The TV coverage hasn’t been half as interesting, probably because it’s dominated by pundits. The military analysis is good, but the political side is a muddle, especially when it comes to analyzing the “neoconservatives” who provide the Bush administration with its philosophical underpinnings. Loaded terms such as “Christian fundamentalism” and “democratic empire” are tossed around with no regard for context. How exactly do these men reflect the will of the American public — if, in fact, they do?

Sometimes, you can find context where you wouldn’t expect it. NHK is now in the middle of a 10-part documentary series about the global economy. The third installment, which was broadcast March 30, focused on American competitiveness, but not in the usual business sense of the term. Instead, competiveness (or, in NHK’s parlance kyoso-shugi, literally “competition-ism”) was presented as a social phenomenon.

It’s not a novel idea, but, indirectly, the hourlong documentary provided insight into attitudes underlying the U.S. public’s support for the war, which is especially significant given that the program, completed only a few weeks ago, hardly mentioned Iraq at all.

The theme was isolation, specifically the kind you buy. Focusing on a “gated community” in California, the documentary showed how the American Dream is about keeping the rest of the world at bay. Achievements are measured not so much by wealth itself, but by one’s ability to hold on to that wealth.

Gated communities are expensive suburban housing developments that are physically closed to nonresidents. This kind of isolation produces what one person in the documentary called an “enclave mentality,” which is also not novel. Whenever homeowners anywhere in the world complain about the deterioration of a neighborhood, be it physical or economic, they express such a mentality. What’s novel is its commodification.

“This is part of our culture,” one resident said as she explained how “moving up” is the American way. Luck is just as important as ability is. Another resident, who emigrated to the United States from India, recently lost his job as an executive with a cosmetics company. He and his family require $20,000 a month to live on. He sends out dozens of job applications, and says that finding a job that will maintain such a high standard of living has more to do with fortuitous timing than experience.

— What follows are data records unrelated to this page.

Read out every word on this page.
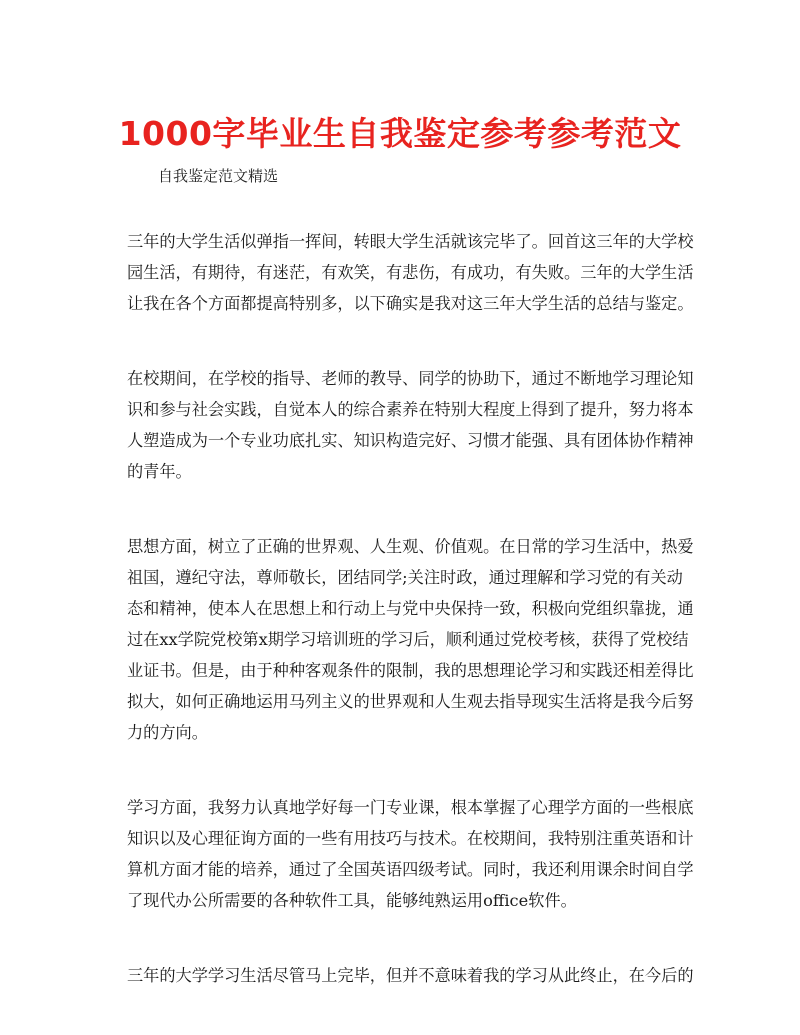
1000字毕业生自我鉴定参考参考范文
自我鉴定范文精选

三年的大学生活似弹指一挥间，转眼大学生活就该完毕了。回首这三年的大学校
园生活，有期待，有迷茫，有欢笑，有悲伤，有成功，有失败。三年的大学生活
让我在各个方面都提高特别多，以下确实是我对这三年大学生活的总结与鉴定。

在校期间，在学校的指导、老师的教导、同学的协助下，通过不断地学习理论知
识和参与社会实践，自觉本人的综合素养在特别大程度上得到了提升，努力将本
人塑造成为一个专业功底扎实、知识构造完好、习惯才能强、具有团体协作精神
的青年。

思想方面，树立了正确的世界观、人生观、价值观。在日常的学习生活中，热爱
祖国，遵纪守法，尊师敬长，团结同学;关注时政，通过理解和学习党的有关动
态和精神，使本人在思想上和行动上与党中央保持一致，积极向党组织靠拢，通
过在xx学院党校第x期学习培训班的学习后，顺利通过党校考核，获得了党校结
业证书。但是，由于种种客观条件的限制，我的思想理论学习和实践还相差得比
拟大，如何正确地运用马列主义的世界观和人生观去指导现实生活将是我今后努
力的方向。

学习方面，我努力认真地学好每一门专业课，根本掌握了心理学方面的一些根底
知识以及心理征询方面的一些有用技巧与技术。在校期间，我特别注重英语和计
算机方面才能的培养，通过了全国英语四级考试。同时，我还利用课余时间自学
了现代办公所需要的各种软件工具，能够纯熟运用office软件。

三年的大学学习生活尽管马上完毕，但并不意味着我的学习从此终止，在今后的
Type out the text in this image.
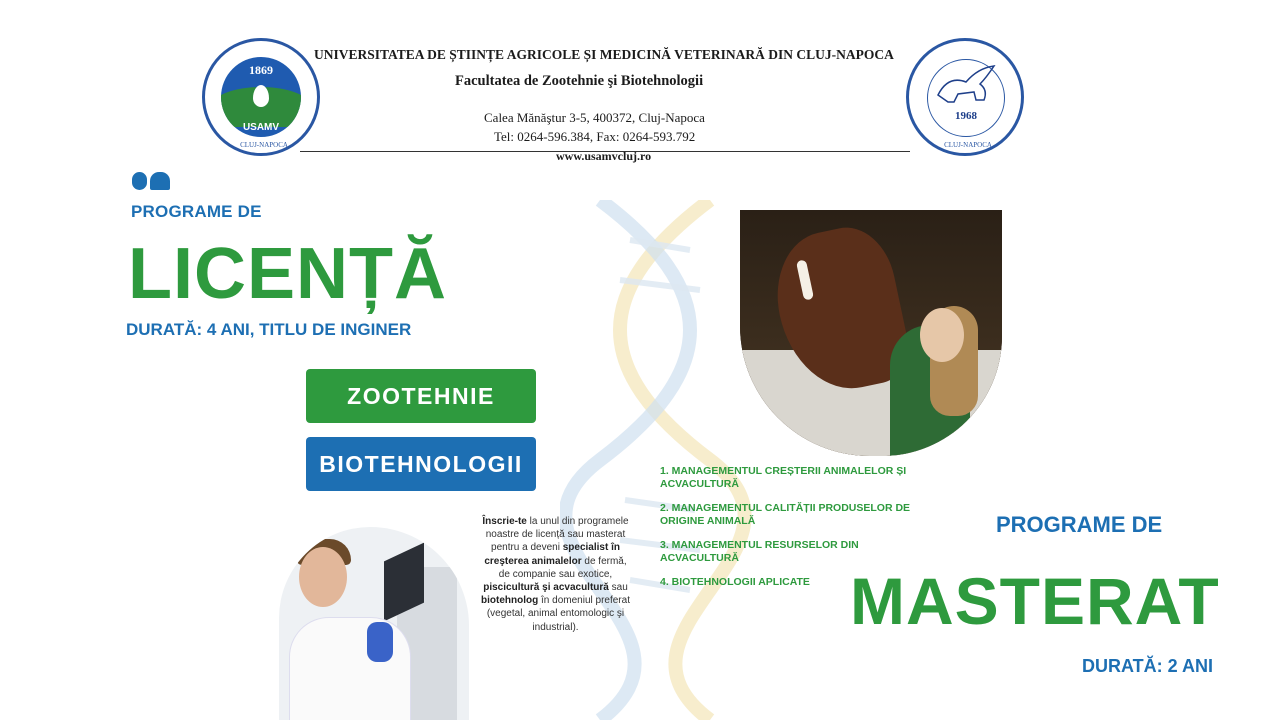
1869
USAMV
CLUJ-NAPOCA
UNIVERSITATEA DE ȘTIINȚE AGRICOLE ȘI MEDICINĂ VETERINARĂ DIN CLUJ-NAPOCA
Facultatea de Zootehnie şi Biotehnologii
Calea Mănăştur 3-5, 400372, Cluj-Napoca
Tel: 0264-596.384, Fax: 0264-593.792
www.usamvcluj.ro
1968
CLUJ-NAPOCA
PROGRAME DE
LICENȚĂ
DURATĂ: 4 ANI, TITLU DE INGINER
ZOOTEHNIE
BIOTEHNOLOGII
Înscrie-te la unul din programele noastre de licență sau masterat pentru a deveni specialist în creşterea animalelor de fermă, de companie sau exotice, piscicultură şi acvacultură sau biotehnolog în domeniul preferat (vegetal, animal entomologic şi industrial).
1. MANAGEMENTUL CREȘTERII ANIMALELOR ȘI ACVACULTURĂ
2. MANAGEMENTUL CALITĂȚII PRODUSELOR DE ORIGINE ANIMALĂ
3. MANAGEMENTUL RESURSELOR DIN ACVACULTURĂ
4. BIOTEHNOLOGII APLICATE
PROGRAME DE
MASTERAT
DURATĂ: 2 ANI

Work — in the sense of getting paid for one’s labor — is no longer the primary means of maintaining this stability. One man, an employee of a technology company, said that he is no longer paid a salary, but instead receives company stock. He sees his job as keeping the share price as high as possible. (If you want a micro example of how a disaster like Enron could happen, here it is.)

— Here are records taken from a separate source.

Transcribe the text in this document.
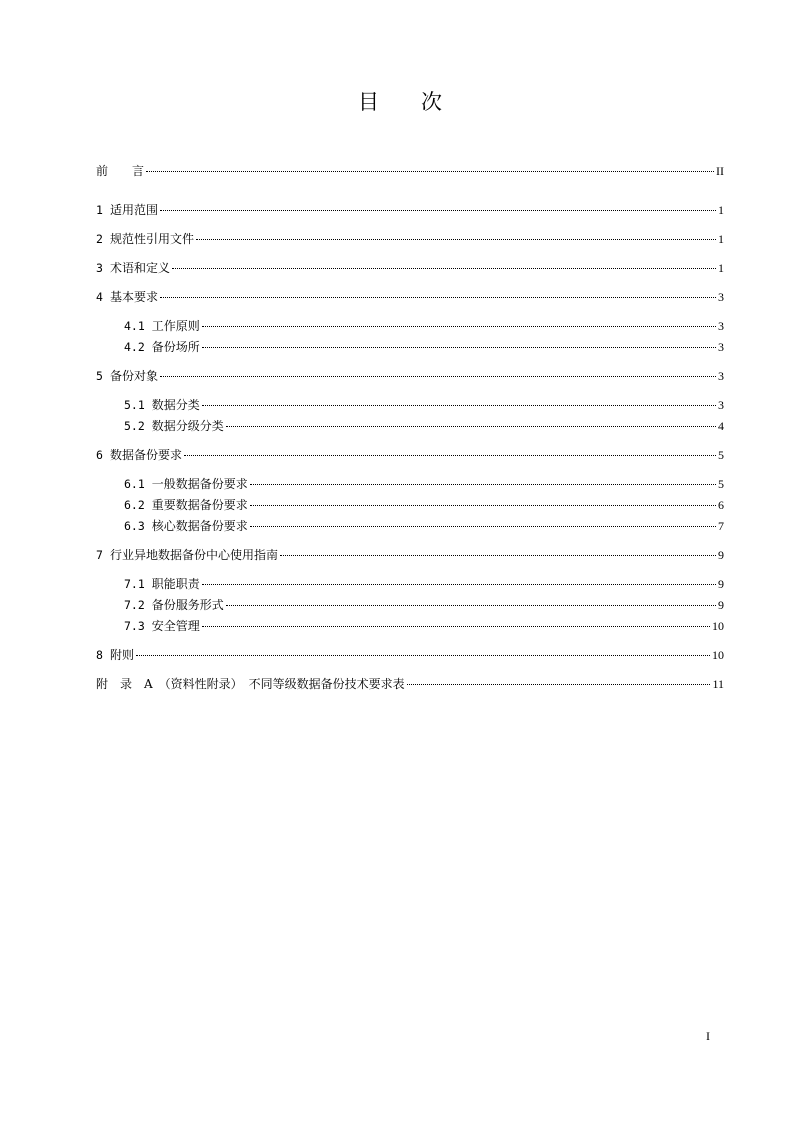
目 次
前　　言	II
1 适用范围	1
2 规范性引用文件	1
3 术语和定义	1
4 基本要求	3
4.1 工作原则	3
4.2 备份场所	3
5 备份对象	3
5.1 数据分类	3
5.2 数据分级分类	4
6 数据备份要求	5
6.1 一般数据备份要求	5
6.2 重要数据备份要求	6
6.3 核心数据备份要求	7
7 行业异地数据备份中心使用指南	9
7.1 职能职责	9
7.2 备份服务形式	9
7.3 安全管理	10
8 附则	10
附　录　A　（资料性附录）　不同等级数据备份技术要求表	11
I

What these people have in common is that they aspired to live in such a place. All started out relatively poor and worked their way up, which is the social model that neoconservatives like best, since it obviates the entitlements and big government they hate. Economically, these people are not the mainstream — 93 percent of America’s wealth is held by 20 percent of its citizens — but they epitomize the cultural identity that the current administration favors.

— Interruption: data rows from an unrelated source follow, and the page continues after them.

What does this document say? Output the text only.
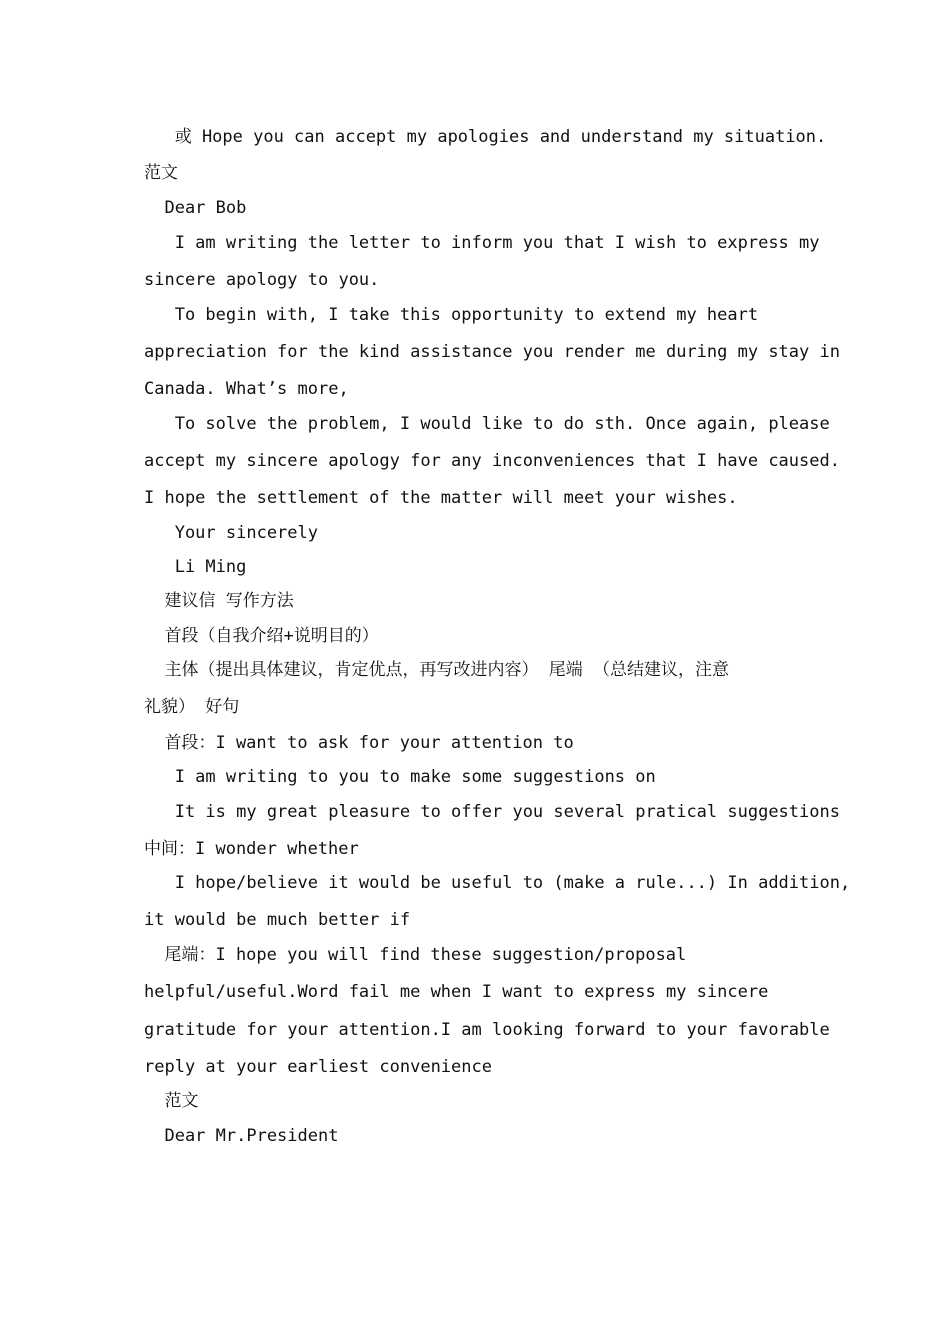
或 Hope you can accept my apologies and understand my situation.
范文
Dear Bob
I am writing the letter to inform you that I wish to express my
sincere apology to you.
To begin with, I take this opportunity to extend my heart
appreciation for the kind assistance you render me during my stay in
Canada. What’s more,
To solve the problem, I would like to do sth. Once again, please
accept my sincere apology for any inconveniences that I have caused.
I hope the settlement of the matter will meet your wishes.
Your sincerely
Li Ming
建议信 写作方法
首段（自我介绍+说明目的）
主体（提出具体建议，肯定优点，再写改进内容） 尾端 （总结建议，注意
礼貌） 好句
首段：I want to ask for your attention to
I am writing to you to make some suggestions on
It is my great pleasure to offer you several pratical suggestions
中间：I wonder whether
I hope/believe it would be useful to (make a rule...) In addition,
it would be much better if
尾端：I hope you will find these suggestion/proposal
helpful/useful.Word fail me when I want to express my sincere
gratitude for your attention.I am looking forward to your favorable
reply at your earliest convenience
范文
Dear Mr.President
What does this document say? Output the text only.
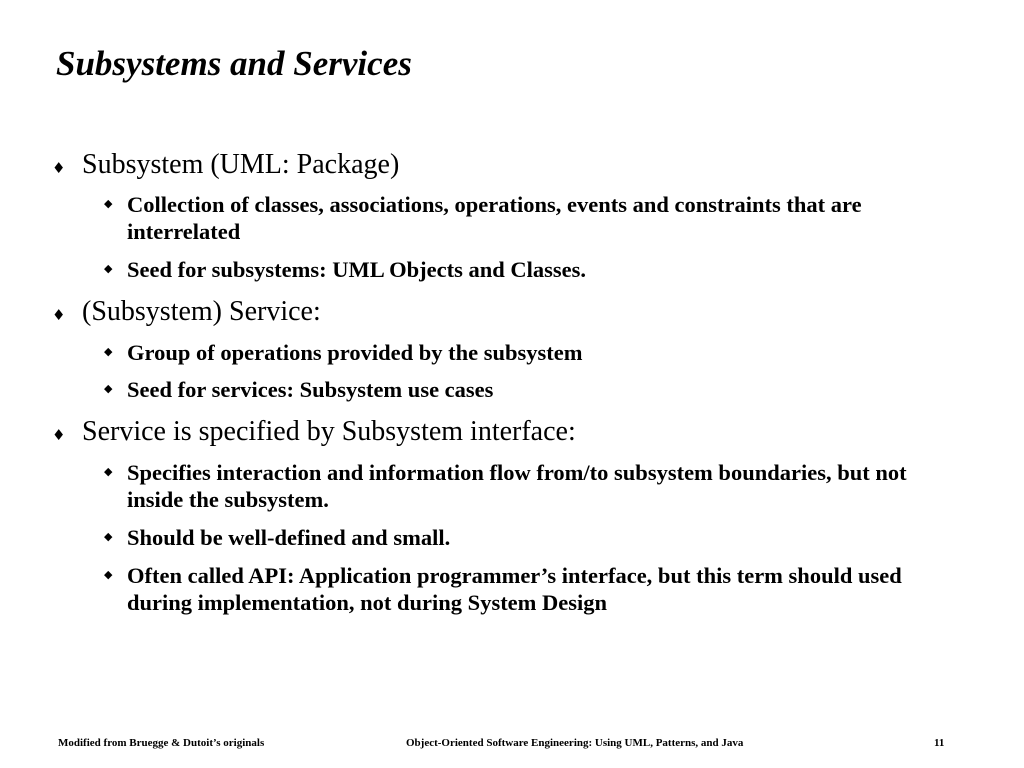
Subsystems and Services
♦ Subsystem (UML: Package)
◆ Collection of classes, associations, operations, events and constraints that are interrelated
◆ Seed for subsystems: UML Objects and Classes.
♦ (Subsystem) Service:
◆ Group of operations provided by the subsystem
◆ Seed for services: Subsystem use cases
♦ Service is specified by Subsystem interface:
◆ Specifies interaction and information flow from/to subsystem boundaries, but not inside the subsystem.
◆ Should be well-defined and small.
◆ Often called API: Application programmer’s interface, but this term should used during implementation, not during System Design
Modified from Bruegge & Dutoit’s originals	Object-Oriented Software Engineering: Using UML, Patterns, and Java	11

What makes this idea peculiarly American is the total absence of noblesse oblige, a concept that U.S. Defense Secretary Donald Rumsfeld would surely attribute to “the Old Europe.” More significant is the belief that success itself is a kind of zero-sum game. “We’ll enjoy this as long as we can,” said a woman right after she and her husband moved into one of the community’s huge, sprawling houses. The couple who lived in the house before them could no longer afford it.

Because it can all change tomorrow and not everyone can achieve the dream (though everyone is supposedly free to pursue it), protecting that dream is very important. “What’s the point of having gates?” complained one woman about a municipal proposal to build a new public school on land inside the community; a move that would mean nonresidents could enter. It doesn’t take a great leap of imagination to see how such a defensive impulse can extrapolate into paranoia about threats to “our way of life.”

What the neocons share with the inhabitants of gated communities is a belief that everyone wants what they want (thus the attendant belief that the rest of the world “envies” America). Consequently, they openly admit that “extreme materialism,” as one woman puts it, is worth fighting for. According to conservative columnist George Will, it’s every American’s right to own a gas-guzzling SUV not because it’s a free country, but because they’re fun to drive.

What the program revealed, perhaps inadvertently, is a cultural attitude that equates achievement with the right to not have to listen to others’ opinions. As long as you’re on top, you can ignore everyone else. The only scene in the documentary that included a reference to the war showed a man jogging on a treadmill with the TV in the background reporting troop buildups. He looked as if he was in his own little world.